The City Council on Monday voted 6-0 to approve a resolution to order marina owner JCM Norwich Marina Acquisitions LLC to pay back rent owed to the city within 30 days and to begin work on maintenance and repairs at the marina within 45 days or be found in default of the ground lease for the city-owned property.

But Attorney Glenn Carberry, representing JCM, alerted the city Monday to a certification dated Sept. 8, 2017, signed by City Manager John Salomone that affirmed the validity of the lease and accompanying development agreement and that “JCM is current on the payment of any rent and all other amounts due to the City thereunder,” the so-called Estoppel Certification stated. The Day obtained a copy of the Estoppel Certificate from the city Wednesday.
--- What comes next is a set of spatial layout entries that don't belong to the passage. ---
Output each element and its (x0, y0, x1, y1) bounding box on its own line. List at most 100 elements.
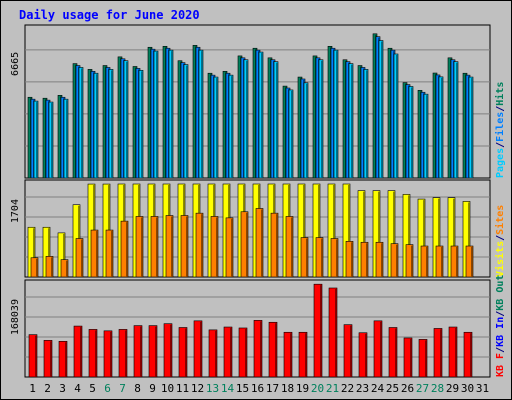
chart-title: Daily usage for June 2020 (19, 8, 200, 22)
bar-sites-day-28 (435, 245, 444, 278)
side-legend-part: / (495, 142, 506, 148)
bar-sites-day-22 (345, 241, 354, 278)
bar-sites-day-24 (375, 241, 384, 278)
bar-kbytes-day-20 (313, 283, 323, 378)
bar-pages-day-3 (63, 98, 69, 179)
bar-kbytes-day-21 (328, 287, 338, 378)
x-tick-label: 10 (161, 382, 174, 395)
bar-sites-day-14 (225, 217, 234, 278)
x-tick-label: 21 (326, 382, 339, 395)
side-legend-middle: Visits/Sites (494, 205, 506, 277)
bar-pages-day-12 (198, 49, 204, 179)
bar-kbytes-day-29 (448, 326, 458, 378)
bar-sites-day-19 (300, 237, 309, 278)
chart-panels: 6665Pages/Files/Hits1704Visits/Sites1680… (10, 24, 506, 378)
bar-kbytes-day-13 (208, 329, 218, 378)
bar-pages-day-6 (108, 69, 114, 179)
bar-kbytes-day-25 (388, 327, 398, 378)
x-tick-label: 13 (206, 382, 219, 395)
bar-sites-day-15 (240, 211, 249, 278)
bar-pages-day-25 (393, 53, 399, 179)
x-tick-label: 16 (251, 382, 264, 395)
bar-pages-day-27 (423, 93, 429, 179)
bar-pages-day-4 (78, 67, 84, 179)
bar-pages-day-14 (228, 74, 234, 179)
side-legend-part: / (495, 235, 506, 241)
x-tick-label: 29 (446, 382, 459, 395)
bar-pages-day-11 (183, 64, 189, 179)
bar-pages-day-26 (408, 86, 414, 179)
bar-pages-day-5 (93, 72, 99, 179)
side-legend-part: KB F (495, 353, 506, 377)
bar-pages-day-10 (168, 49, 174, 179)
x-tick-label: 18 (281, 382, 294, 395)
bar-kbytes-day-5 (88, 329, 98, 378)
bar-sites-day-10 (165, 215, 174, 278)
panel-middle: 1704 Visits/Sites (10, 179, 506, 278)
x-tick-label: 25 (386, 382, 399, 395)
bar-kbytes-day-12 (193, 320, 203, 378)
x-tick-label: 19 (296, 382, 309, 395)
bar-sites-day-12 (195, 212, 204, 278)
bar-sites-day-13 (210, 216, 219, 278)
bar-sites-day-9 (150, 216, 159, 278)
bar-kbytes-day-24 (373, 320, 383, 378)
x-tick-label: 23 (356, 382, 369, 395)
bar-pages-day-17 (273, 61, 279, 179)
bar-sites-day-7 (120, 220, 129, 278)
bar-pages-day-1 (33, 100, 39, 179)
bar-kbytes-day-17 (268, 321, 278, 378)
bar-kbytes-day-2 (43, 340, 53, 378)
bar-sites-day-18 (285, 216, 294, 278)
x-tick-label: 9 (149, 382, 156, 395)
bar-pages-day-2 (48, 101, 54, 179)
bar-pages-day-13 (213, 76, 219, 179)
bar-sites-day-17 (270, 212, 279, 278)
bar-kbytes-day-1 (28, 334, 38, 378)
side-legend-part: KB Out (495, 275, 506, 311)
bar-pages-day-18 (288, 89, 294, 179)
side-legend-part: KB In (495, 317, 506, 347)
side-legend-part: / (495, 347, 506, 353)
bar-kbytes-day-30 (463, 331, 473, 378)
bar-sites-day-4 (75, 238, 84, 278)
side-legend-bottom: KB F/KB In/KB Out (495, 275, 506, 377)
bar-pages-day-28 (438, 76, 444, 179)
bar-pages-day-7 (123, 60, 129, 179)
x-tick-label: 28 (431, 382, 444, 395)
bar-kbytes-day-28 (433, 328, 443, 378)
bar-pages-day-24 (378, 40, 384, 179)
x-tick-label: 26 (401, 382, 414, 395)
bar-pages-day-16 (258, 51, 264, 179)
x-tick-label: 14 (221, 382, 235, 395)
bar-kbytes-day-16 (253, 320, 263, 378)
bar-kbytes-day-6 (103, 330, 113, 378)
bar-sites-day-3 (60, 259, 69, 278)
bar-pages-day-8 (138, 70, 144, 179)
x-tick-label: 30 (461, 382, 474, 395)
bar-pages-day-30 (468, 76, 474, 179)
bar-sites-day-30 (465, 245, 474, 278)
bar-pages-day-19 (303, 82, 309, 179)
bar-pages-day-20 (318, 59, 324, 179)
x-tick-label: 15 (236, 382, 249, 395)
x-tick-label: 24 (371, 382, 385, 395)
side-legend-part: Files (494, 112, 506, 142)
bar-sites-day-8 (135, 216, 144, 278)
side-legend-top: Pages/Files/Hits (494, 82, 506, 178)
bar-kbytes-day-4 (73, 325, 83, 378)
bar-pages-day-9 (153, 50, 159, 179)
bar-kbytes-day-11 (178, 327, 188, 378)
x-tick-label: 1 (29, 382, 36, 395)
x-tick-label: 8 (134, 382, 141, 395)
bar-pages-day-15 (243, 59, 249, 179)
bar-kbytes-day-3 (58, 341, 68, 378)
bar-pages-day-23 (363, 69, 369, 179)
bar-kbytes-day-10 (163, 323, 173, 378)
bar-sites-day-1 (30, 257, 39, 278)
bar-sites-day-27 (420, 245, 429, 278)
x-tick-label: 27 (416, 382, 429, 395)
bar-pages-day-29 (453, 61, 459, 179)
series-kbytes (28, 283, 473, 378)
In a letter provided to the City Council prior to the vote Monday, also obtained by The Day, Carberry said the city waived any right to back rent payments of $5,000 per year as spelled out in the lease prior to Sept. 8, 2017. JCM submitted a new rent payment of $5,000 to the city on Monday to cover 2018 payments, and the first $2,500 installment of 2019 rent is not due until the end of June, making the marina owner current on all rent payments.
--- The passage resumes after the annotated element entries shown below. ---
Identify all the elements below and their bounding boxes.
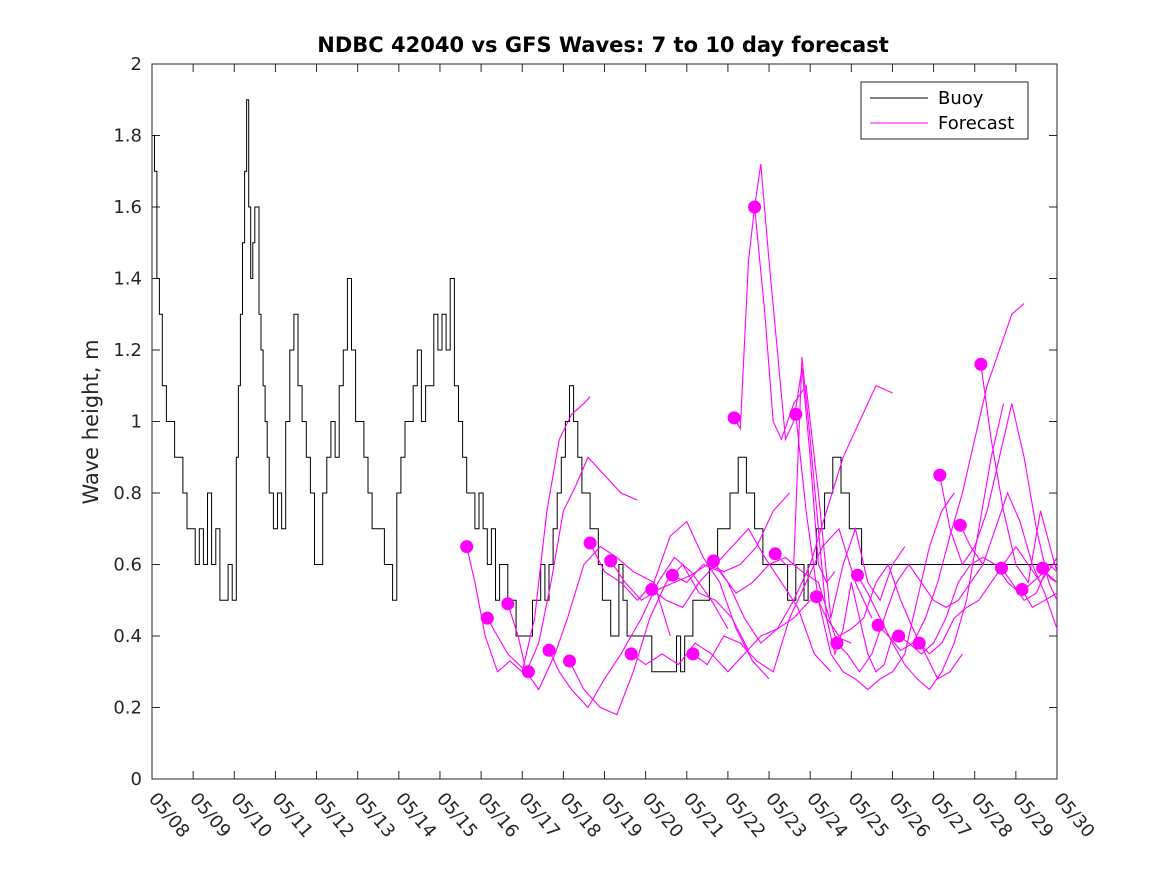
- forecast-start-point: [953, 518, 967, 532]
- forecast-start-point: [809, 590, 823, 604]
- legend: Buoy Forecast: [860, 81, 1029, 140]
- forecast-series-line-16: [795, 414, 955, 691]
- forecast-start-point: [707, 554, 720, 568]
- forecast-series-line-10: [672, 556, 852, 644]
- forecast-start-point: [686, 647, 700, 661]
- forecast-series-line-6: [589, 520, 770, 680]
- x-tick-label: 05/16: [473, 789, 522, 842]
- forecast-series-line-23: [939, 403, 1058, 601]
- x-tick-label: 05/22: [720, 789, 769, 842]
- forecast-start-point: [871, 618, 885, 632]
- x-tick-label: 05/28: [967, 789, 1016, 842]
- forecast-start-point: [480, 611, 494, 625]
- forecast-start-point: [933, 468, 947, 482]
- forecast-series-line-15: [774, 357, 894, 673]
- forecast-series-line-12: [713, 384, 893, 644]
- forecast-start-point: [583, 536, 597, 550]
- forecast-start-point: [563, 654, 576, 668]
- y-tick-label: 2: [131, 54, 142, 75]
- y-tick-label: 1.2: [113, 340, 142, 361]
- x-tick-label: 05/26: [885, 789, 934, 842]
- forecast-series-line-1: [466, 396, 591, 673]
- x-tick-label: 05/09: [185, 789, 234, 842]
- x-tick-label: 05/10: [226, 789, 275, 842]
- forecast-series-line-7: [610, 492, 791, 602]
- forecast-series-line-14: [754, 206, 906, 619]
- x-tick-label: 05/30: [1049, 789, 1098, 842]
- forecast-start-point: [995, 561, 1008, 575]
- y-tick-label: 1: [131, 412, 142, 433]
- forecast-series-line-11: [692, 527, 873, 673]
- x-tick-label: 05/23: [761, 789, 810, 842]
- y-tick-label: 0.6: [113, 555, 142, 576]
- forecast-series-line-5: [569, 563, 749, 716]
- forecast-series-line-2: [486, 456, 638, 673]
- forecast-start-point: [501, 597, 515, 611]
- forecast-start-point: [789, 407, 803, 421]
- plot-area: 00.20.40.60.811.21.41.61.8205/0805/0905/…: [113, 54, 1098, 842]
- forecast-start-point: [521, 665, 535, 679]
- forecast-start-point: [892, 629, 906, 643]
- forecast-start-point: [542, 643, 556, 657]
- x-tick-label: 05/14: [391, 789, 440, 842]
- forecast-start-point: [604, 554, 618, 568]
- forecast-series-line-19: [857, 403, 1005, 691]
- x-tick-label: 05/18: [556, 789, 605, 842]
- legend-box: [860, 81, 1029, 140]
- forecast-series-line-13: [733, 164, 836, 584]
- forecast-start-point: [851, 568, 864, 582]
- x-tick-label: 05/25: [843, 789, 892, 842]
- forecast-start-point: [645, 583, 659, 596]
- forecast-series-line-25: [980, 364, 1058, 584]
- forecast-start-point: [912, 636, 926, 650]
- x-tick-label: 05/11: [268, 789, 317, 842]
- forecast-series-line-17: [815, 563, 963, 680]
- y-tick-label: 1.8: [113, 126, 142, 147]
- legend-buoy-label: Buoy: [938, 88, 984, 109]
- forecast-series-line-26: [1001, 563, 1058, 602]
- forecast-series-line-9: [651, 527, 832, 673]
- forecast-start-point: [1015, 583, 1029, 596]
- forecast-start-point: [974, 357, 988, 371]
- y-tick-label: 0: [131, 769, 142, 790]
- x-tick-label: 05/24: [802, 789, 851, 842]
- forecast-start-point: [665, 568, 679, 582]
- y-tick-label: 0.4: [113, 626, 142, 647]
- x-tick-label: 05/19: [597, 789, 646, 842]
- forecast-series-line-18: [836, 563, 984, 673]
- y-tick-label: 0.2: [113, 698, 142, 719]
- y-tick-label: 1.4: [113, 269, 142, 290]
- x-tick-label: 05/08: [144, 789, 193, 842]
- forecast-series-line-21: [898, 556, 1058, 655]
- x-tick-label: 05/29: [1008, 789, 1057, 842]
- forecast-series-line-8: [630, 599, 811, 673]
- forecast-start-point: [830, 636, 844, 650]
- buoy-series-line: [152, 99, 1057, 673]
- legend-forecast-label: Forecast: [938, 113, 1014, 134]
- forecast-series-line-3: [507, 545, 671, 691]
- x-tick-label: 05/13: [350, 789, 399, 842]
- x-tick-label: 05/17: [514, 789, 563, 842]
- forecast-start-point: [1036, 561, 1050, 575]
- forecast-start-point: [460, 540, 474, 554]
- forecast-series-line-4: [548, 556, 729, 709]
- forecast-series-line-20: [877, 303, 1025, 652]
- forecast-start-point: [748, 200, 762, 214]
- forecast-start-point: [624, 647, 638, 661]
- x-tick-label: 05/15: [432, 789, 481, 842]
- x-tick-label: 05/12: [309, 789, 358, 842]
- x-tick-label: 05/21: [679, 789, 728, 842]
- forecast-series-line-27: [1021, 589, 1058, 609]
- forecast-start-point: [727, 411, 741, 425]
- x-tick-label: 05/20: [638, 789, 687, 842]
- y-axis-label: Wave height, m: [79, 339, 103, 504]
- forecast-start-point: [768, 547, 782, 561]
- y-tick-label: 0.8: [113, 483, 142, 504]
- y-tick-label: 1.6: [113, 197, 142, 218]
- chart-title: NDBC 42040 vs GFS Waves: 7 to 10 day for…: [317, 33, 888, 57]
- x-tick-label: 05/27: [926, 789, 975, 842]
City officials, however, continued to dispute those claims Wednesday. Salomone said he could not comment substantially on the legal issues but said marina conditions that existed at the time of the certificate have since changed.
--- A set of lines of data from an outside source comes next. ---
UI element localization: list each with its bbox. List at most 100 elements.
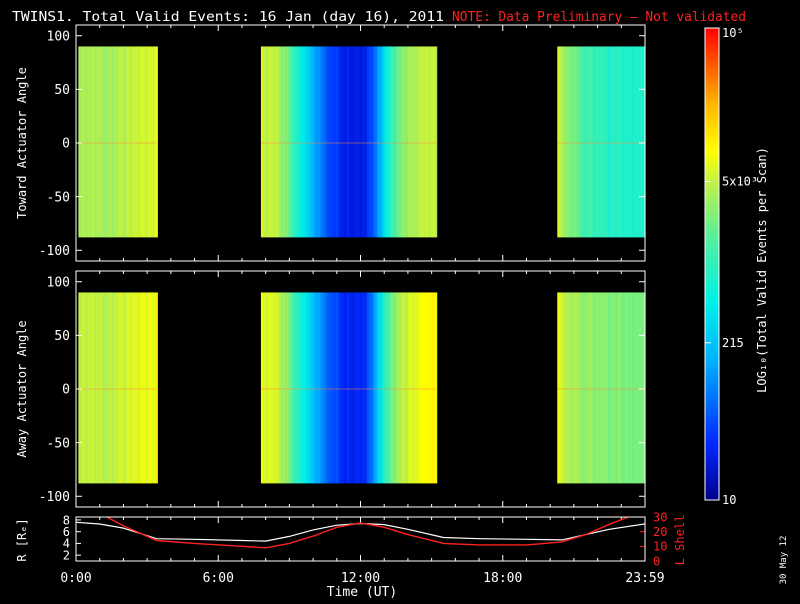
heatmap-column [403, 292, 407, 484]
heatmap-column [282, 292, 286, 484]
colorbar-tick-label: 10 [722, 493, 736, 507]
heatmap-column [115, 46, 119, 238]
heatmap-column [276, 46, 279, 238]
heatmap-column [271, 292, 275, 484]
heatmap-column [260, 292, 264, 484]
heatmap-column [153, 292, 156, 484]
heatmap-column [95, 292, 99, 484]
heatmap-column [93, 46, 97, 238]
heatmap-column [271, 46, 275, 238]
y-tick-label: 0 [62, 383, 70, 398]
heatmap-column [135, 292, 139, 484]
heatmap-column [133, 46, 136, 238]
heatmap-column [375, 292, 378, 484]
heatmap-column [307, 46, 310, 238]
heatmap-column [269, 46, 273, 238]
heatmap-column [434, 46, 438, 238]
plot-title: TWINS1. Total Valid Events: 16 Jan (day … [12, 10, 444, 25]
heatmap-column [607, 292, 611, 484]
heatmap-column [425, 292, 429, 484]
lshell-line [106, 516, 629, 549]
heatmap-column [144, 46, 147, 238]
heatmap-column [373, 292, 376, 484]
heatmap-column [583, 46, 587, 238]
heatmap-column [408, 292, 411, 484]
heatmap-column [616, 46, 620, 238]
heatmap-column [577, 292, 580, 484]
heatmap-column [563, 292, 567, 484]
heatmap-column [379, 292, 383, 484]
heatmap-column [133, 292, 136, 484]
heatmap-column [315, 46, 319, 238]
heatmap-column [596, 292, 600, 484]
heatmap-column [366, 292, 370, 484]
heatmap-column [353, 292, 356, 484]
heatmap-column [636, 46, 639, 238]
heatmap-column [359, 46, 363, 238]
heatmap-column [421, 292, 425, 484]
away-ylabel: Away Actuator Angle [15, 320, 29, 457]
heatmap-column [337, 46, 341, 238]
heatmap-column [395, 292, 398, 484]
heatmap-column [298, 46, 301, 238]
heatmap-column [425, 46, 429, 238]
y-tick-label: 6 [63, 525, 70, 539]
heatmap-column [289, 46, 293, 238]
heatmap-column [408, 46, 411, 238]
xlabel: Time (UT) [327, 585, 397, 600]
heatmap-column [605, 292, 609, 484]
x-tick-label: 18:00 [483, 571, 522, 586]
colorbar-tick-label: 215 [722, 336, 744, 350]
heatmap-column [333, 292, 337, 484]
heatmap-column [614, 292, 617, 484]
heatmap-column [362, 46, 365, 238]
heatmap-column [263, 46, 266, 238]
heatmap-column [80, 292, 84, 484]
heatmap-column [293, 292, 297, 484]
y-tick-label: -100 [39, 244, 70, 259]
heatmap-column [634, 292, 637, 484]
colorbar-tick-label: 5x10³ [722, 175, 758, 189]
heatmap-column [335, 292, 339, 484]
heatmap-column [126, 46, 130, 238]
heatmap-column [377, 292, 381, 484]
heatmap-column [280, 46, 284, 238]
heatmap-column [342, 292, 345, 484]
heatmap-column [625, 292, 628, 484]
heatmap-column [89, 46, 92, 238]
heatmap-column [603, 46, 606, 238]
heatmap-column [346, 46, 350, 238]
heatmap-column [300, 292, 304, 484]
heatmap-column [368, 46, 372, 238]
heatmap-column [291, 46, 295, 238]
heatmap-column [91, 292, 95, 484]
heatmap-column [579, 46, 582, 238]
heatmap-column [296, 292, 299, 484]
heatmap-column [364, 292, 367, 484]
heatmap-column [150, 292, 154, 484]
heatmap-column [146, 292, 150, 484]
heatmap-column [120, 46, 123, 238]
heatmap-column [636, 292, 639, 484]
zero-angle-stripe [260, 142, 437, 144]
heatmap-column [131, 46, 134, 238]
heatmap-column [379, 46, 383, 238]
heatmap-column [260, 46, 264, 238]
heatmap-column [331, 46, 334, 238]
heatmap-column [122, 292, 125, 484]
heatmap-column [84, 292, 88, 484]
heatmap-column [329, 292, 332, 484]
heatmap-column [342, 46, 345, 238]
heatmap-column [601, 46, 604, 238]
colorbar-tick-label: 10⁵ [722, 26, 744, 40]
heatmap-column [139, 46, 143, 238]
heatmap-column [104, 46, 108, 238]
heatmap-column [592, 292, 595, 484]
heatmap-column [137, 46, 141, 238]
heatmap-column [282, 46, 286, 238]
heatmap-column [568, 46, 571, 238]
heatmap-column [102, 46, 106, 238]
heatmap-column [126, 292, 130, 484]
heatmap-column [406, 46, 409, 238]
JCM has been trying to find a buyer for the marina as the dispute between the city and the current owner has heated up.

“The restaurant was open,” Salomone said of the 2017 conditions. “The fuel tanks were in; the festival tent was up.”

The seasonal restaurant hasn’t opened this year, and the marina owner removed the tent.

Mayor Peter Nystrom said his position is that the city did not waive rent payments in the Estoppel Certificate, and “we are proceeding in demanding all back rent.”

Nystrom said the city has not yet processed the new 2018 rent payment, as city officials need to affirm to which rent bill the payment should be applied.

Carberry declined to comment on the issues Wednesday.

In his letter to the city, Carberry wrote that he submitted the payment for the 2018 rent, “on the condition that the payment will be accepted, and a receipt provided to JCM indicating that it is for the 2018 Base Rent.”

Carberry also argued in the letter that JCM has no obligation in the lease to replace the fuel tanks. The state mandated removal of the tanks after they reached their 30-year lifespan in 2018. Carberry pointed out that the lease allows the marina owner to demolish improvements that have deteriorated, “which is what happened with the fuel tanks, as long as the disturbed area is restored, and debris are removed,” Carberry wrote.

Carberry claimed the council, in its resolution approved Monday “completely ignores” specific language in the development agreement, accompanying the lease, that would allow replacement of improvements within 10 years of demolition.

Referring to other deteriorated conditions described by city officials and boaters, Carberry noted that JCM made extensive repairs and improvements in 2012, and now seven years later, more work does need to be done. He said “some repairs” to rotted boards on one observation platform will be done within a few weeks. The festival tent had a “substantial rip,” and JCM discussed the need to repair it with prospective marina buyers.

Nystrom maintains that the lease calls for the marina owner to maintain all improvements, including the unsafe, rotted observation platform, the pool area, the tent and the fuel tanks, deemed critical to the attractiveness of the marina to boaters coming up the Thames River.

Salomone said he hopes to schedule a meeting with marina representatives to discuss the issues, including ongoing maintenance issues.

In his letter, Carberry wrote that JCM is committed to trying to find a buyer and present the proposed lease transfer to the City Council, and the owner had hoped the council would withdraw the resolution approved Monday “and work with the company instead to finalize a transaction during the current boating season.”